A recent analysis has cast serious doubt on the stated motivations behind former US President Donald Trump's military incursion into Venezuela, arguing that his administration's domestic actions tell a contradictory story.
Domestic Actions Undermine Rhetoric of Liberation
The critique centres on policies directly affecting Venezuelan nationals in the United States. It highlights that if the mission were genuinely about liberating the Venezuelan people from tyranny and economic collapse, the Trump administration would not have lifted the Temporary Protected Status (TPS) for roughly 600,000 Venezuelan refugees in the US. These individuals are precisely those fleeing the conditions the intervention claims to address.
Further evidence cited includes the deportation of 238 Venezuelan nationals to El Salvador's Cecot detention centres, facilities widely criticised for torture. Reports indicate only six had violent crime convictions, and none were on international lists of 1,400 suspected gang members. The analysis also points to broad travel bans affecting 39 countries, 24 classified as "not free" by Freedom House, including Venezuela and Iran.
Parallels with Maduro's Repression and Strategic Aims
The argument draws striking, if unequal, parallels between the human rights record of Nicolás Maduro's Venezuelan government and policies pursued or proposed under Trump. Amnesty International's 2024 report on Venezuela details repression of protest, obstruction of independent media, arbitrary arrests, and dire detention conditions.
While scale differs, the analysis finds echoes in the US context: attempts to imprison political opponents, actions against humanitarian aid non-profits, and deaths in immigration custody. It notes the 47 executions in US states in 2025 following a Trump executive order, described as the highest annual figure since 2009.
Strategically, the piece suggests Trump and Secretary of State Marco Rubio prefer dealing with Maduro's vice-president, Delcy Rodríguez, over opposition leader María Corina Machado, who is ready for elections. The reason, it posits, is that Rodríguez could be coerced for access to Venezuelan oil, whereas a legitimately elected leader would remove the pretext for control.
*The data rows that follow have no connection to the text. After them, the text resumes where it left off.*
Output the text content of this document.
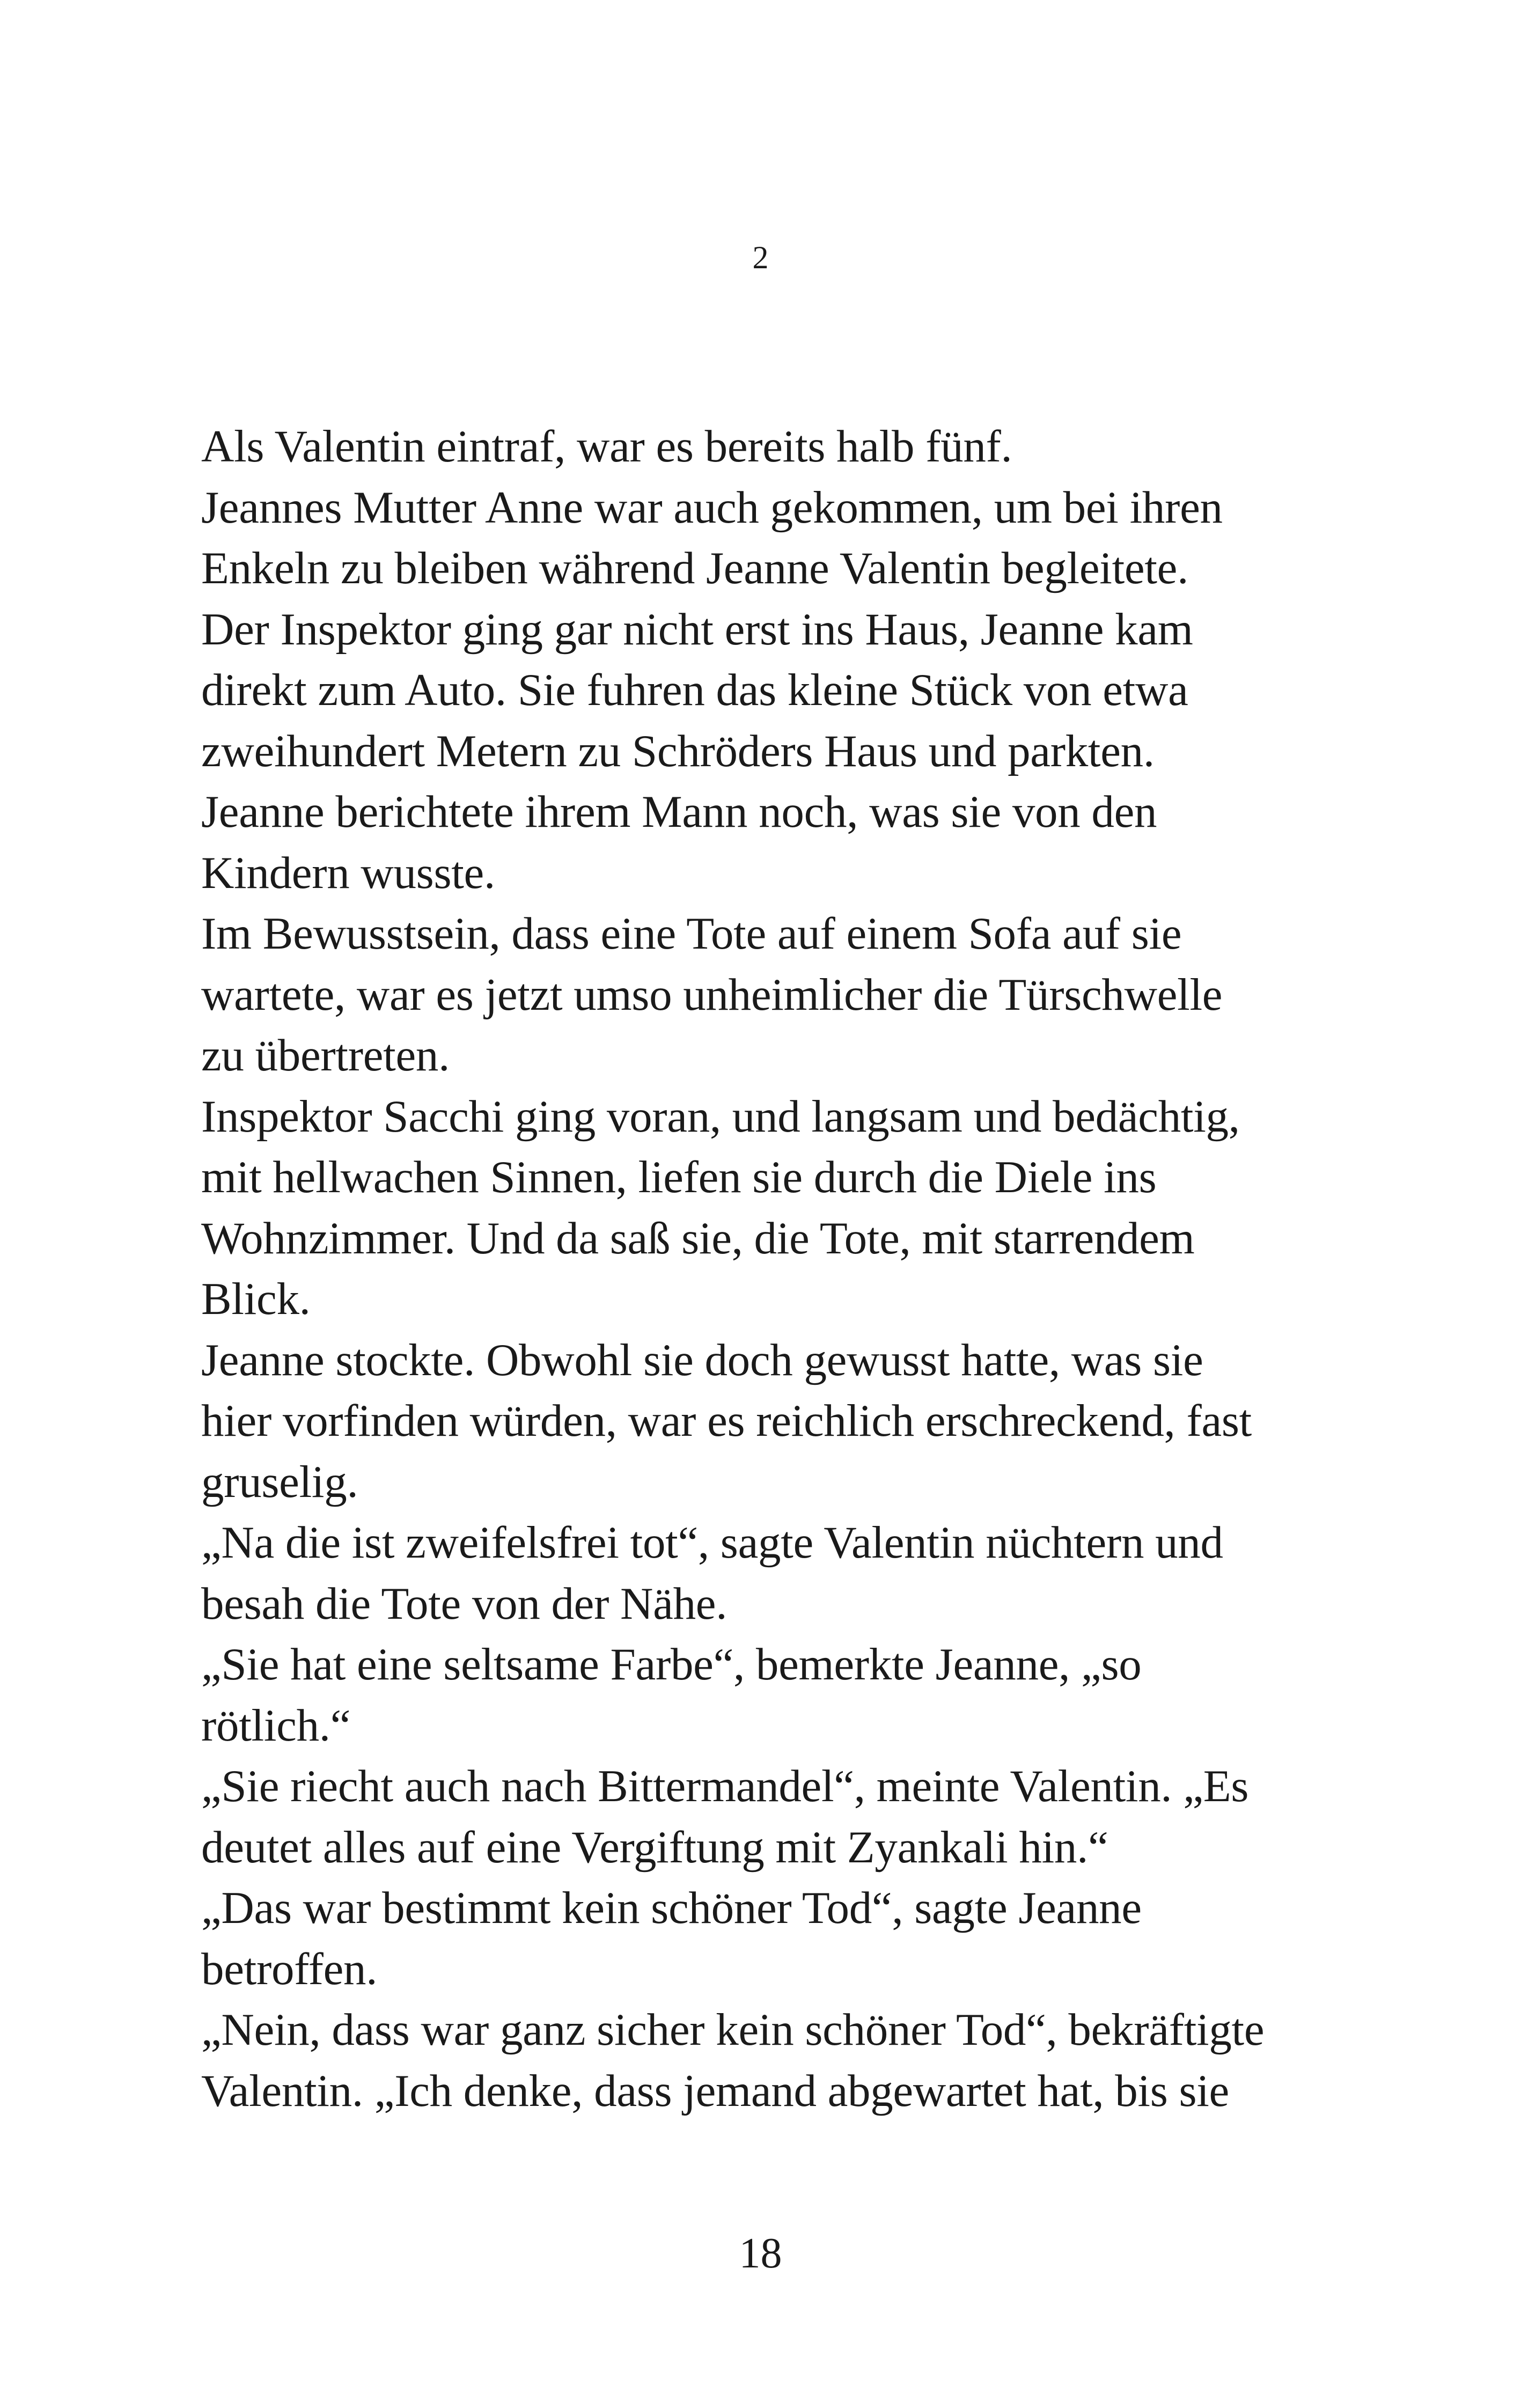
2
Als Valentin eintraf, war es bereits halb fünf.
Jeannes Mutter Anne war auch gekommen, um bei ihren
Enkeln zu bleiben während Jeanne Valentin begleitete.
Der Inspektor ging gar nicht erst ins Haus, Jeanne kam
direkt zum Auto. Sie fuhren das kleine Stück von etwa
zweihundert Metern zu Schröders Haus und parkten.
Jeanne berichtete ihrem Mann noch, was sie von den
Kindern wusste.
Im Bewusstsein, dass eine Tote auf einem Sofa auf sie
wartete, war es jetzt umso unheimlicher die Türschwelle
zu übertreten.
Inspektor Sacchi ging voran, und langsam und bedächtig,
mit hellwachen Sinnen, liefen sie durch die Diele ins
Wohnzimmer. Und da saß sie, die Tote, mit starrendem
Blick.
Jeanne stockte. Obwohl sie doch gewusst hatte, was sie
hier vorfinden würden, war es reichlich erschreckend, fast
gruselig.
„Na die ist zweifelsfrei tot“, sagte Valentin nüchtern und
besah die Tote von der Nähe.
„Sie hat eine seltsame Farbe“, bemerkte Jeanne, „so
rötlich.“
„Sie riecht auch nach Bittermandel“, meinte Valentin. „Es
deutet alles auf eine Vergiftung mit Zyankali hin.“
„Das war bestimmt kein schöner Tod“, sagte Jeanne
betroffen.
„Nein, dass war ganz sicher kein schöner Tod“, bekräftigte
Valentin. „Ich denke, dass jemand abgewartet hat, bis sie
18
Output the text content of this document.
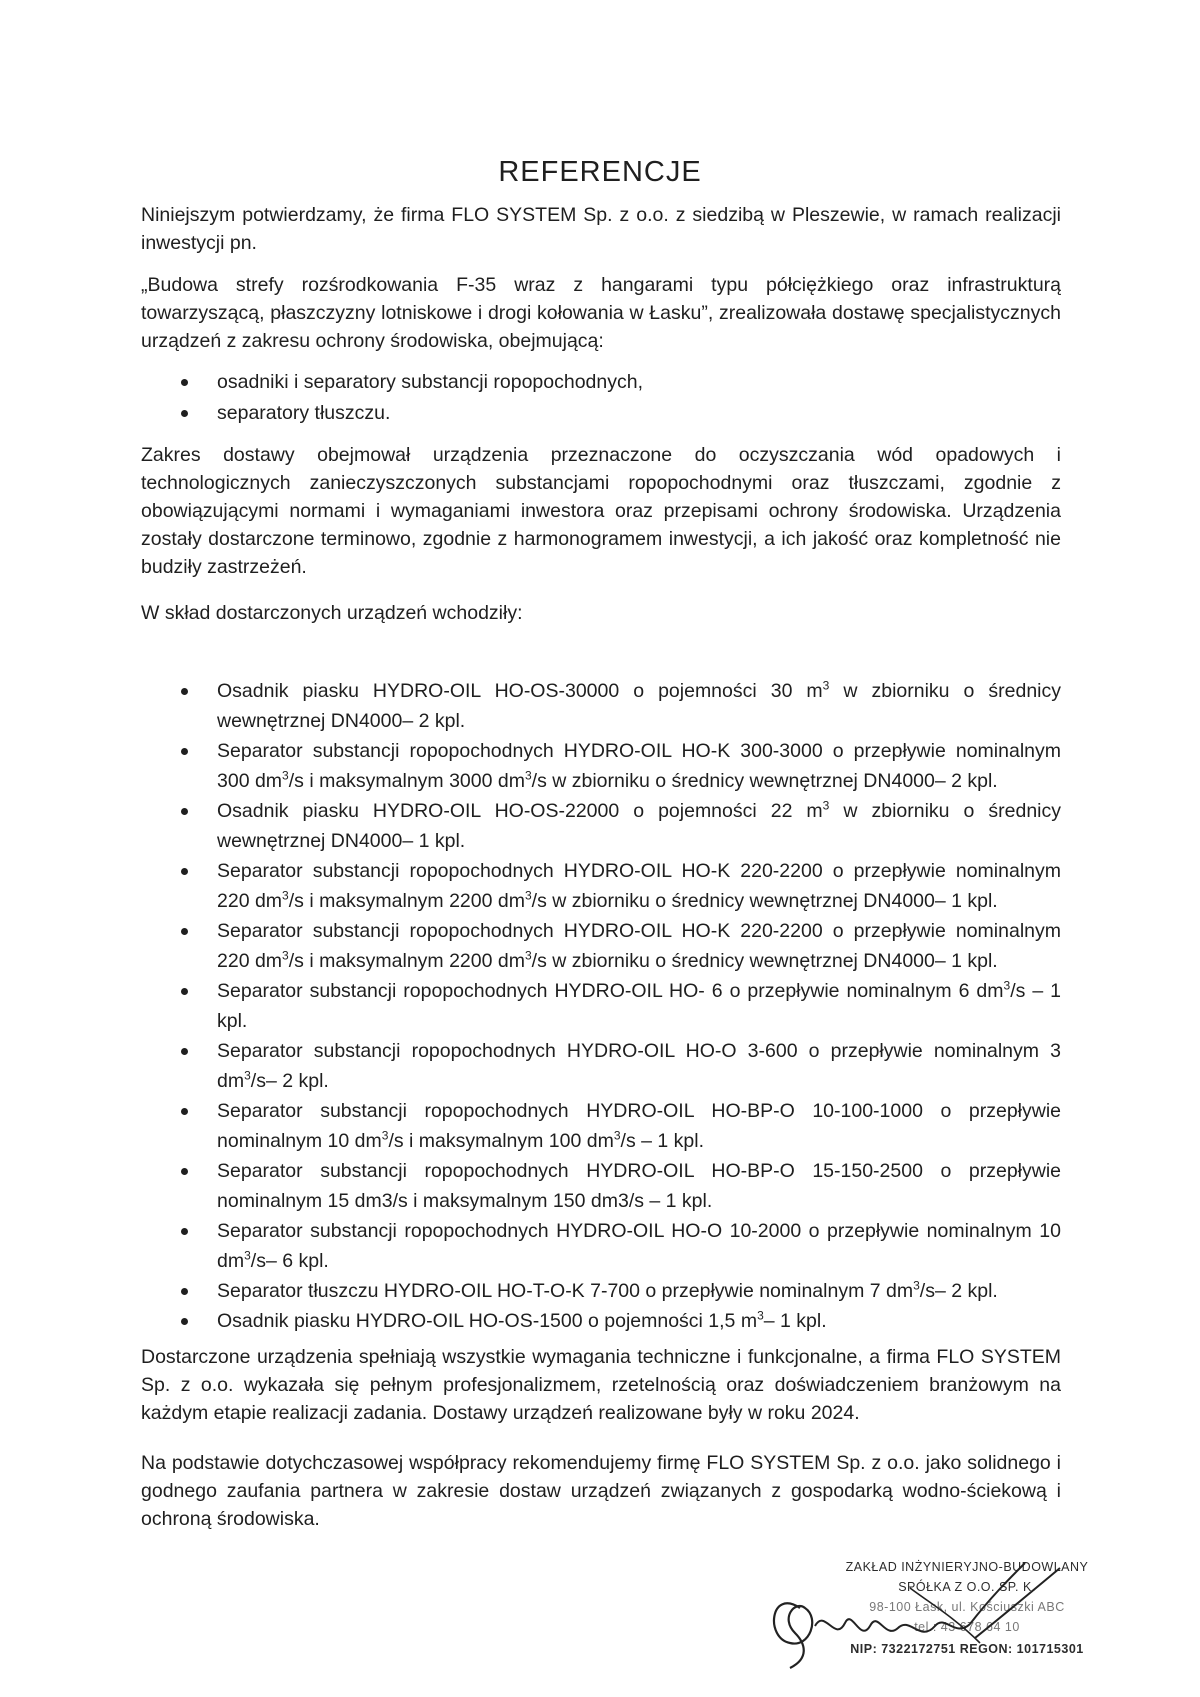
REFERENCJE
Niniejszym potwierdzamy, że firma FLO SYSTEM Sp. z o.o. z siedzibą w Pleszewie, w ramach realizacji inwestycji pn.
„Budowa strefy rozśrodkowania F-35 wraz z hangarami typu półciężkiego oraz infrastrukturą towarzyszącą, płaszczyzny lotniskowe i drogi kołowania w Łasku”, zrealizowała dostawę specjalistycznych urządzeń z zakresu ochrony środowiska, obejmującą:
osadniki i separatory substancji ropopochodnych,
separatory tłuszczu.
Zakres dostawy obejmował urządzenia przeznaczone do oczyszczania wód opadowych i technologicznych zanieczyszczonych substancjami ropopochodnymi oraz tłuszczami, zgodnie z obowiązującymi normami i wymaganiami inwestora oraz przepisami ochrony środowiska. Urządzenia zostały dostarczone terminowo, zgodnie z harmonogramem inwestycji, a ich jakość oraz kompletność nie budziły zastrzeżeń.
W skład dostarczonych urządzeń wchodziły:
Osadnik piasku HYDRO-OIL HO-OS-30000 o pojemności 30 $m^3$ w zbiorniku o średnicy wewnętrznej DN4000– 2 kpl.
Separator substancji ropopochodnych HYDRO-OIL HO-K 300-3000 o przepływie nominalnym 300 $dm^3/s$ i maksymalnym 3000 $dm^3/s$ w zbiorniku o średnicy wewnętrznej DN4000– 2 kpl.
Osadnik piasku HYDRO-OIL HO-OS-22000 o pojemności 22 $m^3$ w zbiorniku o średnicy wewnętrznej DN4000– 1 kpl.
Separator substancji ropopochodnych HYDRO-OIL HO-K 220-2200 o przepływie nominalnym 220 $dm^3/s$ i maksymalnym 2200 $dm^3/s$ w zbiorniku o średnicy wewnętrznej DN4000– 1 kpl.
Separator substancji ropopochodnych HYDRO-OIL HO-K 220-2200 o przepływie nominalnym 220 $dm^3/s$ i maksymalnym 2200 $dm^3/s$ w zbiorniku o średnicy wewnętrznej DN4000– 1 kpl.
Separator substancji ropopochodnych HYDRO-OIL HO- 6 o przepływie nominalnym 6 $dm^3/s - 1$ kpl.
Separator substancji ropopochodnych HYDRO-OIL HO-O 3-600 o przepływie nominalnym 3 $dm^3/s-$ 2 kpl.
Separator substancji ropopochodnych HYDRO-OIL HO-BP-O 10-100-1000 o przepływie nominalnym 10 $dm^3/s$ i maksymalnym 100 $dm^3/s - 1$ kpl.
Separator substancji ropopochodnych HYDRO-OIL HO-BP-O 15-150-2500 o przepływie nominalnym 15 dm3/s i maksymalnym 150 dm3/s – 1 kpl.
Separator substancji ropopochodnych HYDRO-OIL HO-O 10-2000 o przepływie nominalnym 10 $dm^3/s-$ 6 kpl.
Separator tłuszczu HYDRO-OIL HO-T-O-K 7-700 o przepływie nominalnym 7 $dm^3/s-$ 2 kpl.
Osadnik piasku HYDRO-OIL HO-OS-1500 o pojemności 1,5 $m^3-$ 1 kpl.
Dostarczone urządzenia spełniają wszystkie wymagania techniczne i funkcjonalne, a firma FLO SYSTEM Sp. z o.o. wykazała się pełnym profesjonalizmem, rzetelnością oraz doświadczeniem branżowym na każdym etapie realizacji zadania. Dostawy urządzeń realizowane były w roku 2024.
Na podstawie dotychczasowej współpracy rekomendujemy firmę FLO SYSTEM Sp. z o.o. jako solidnego i godnego zaufania partnera w zakresie dostaw urządzeń związanych z gospodarką wodno-ściekową i ochroną środowiska.
ZAKŁAD INŻYNIERYJNO-BUDOWLANY
SPÓŁKA Z O.O. SP. K.
98-100 Łask, ul. Kościuszki ABC
tel.: 43 678 64 10
NIP: 7322172751 REGON: 101715301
Potential for Escalation and Erosion of Liberties
Amnesty International has expressed concern about a potential "escalation of human rights violations" stemming from the US operations or Venezuelan government responses. Experts warn of inevitable resistance from various factions within Venezuela.
The analysis concludes that a foreign conflict could provide the "state of emergency" Trump appears to seek, potentially enabling the invocation of acts like the Insurrection Act to suspend civil liberties or the Alien Enemies Act to accelerate mass deportations. It argues that the primary freedom at stake is Trump's own, to exert power and enrich his circle, potentially at the cost of global legal order.
Ultimately, the examination of domestic policy presents a stark counter-narrative to the public justification for intervention, suggesting the freedom of the Venezuelan people is not the central concern.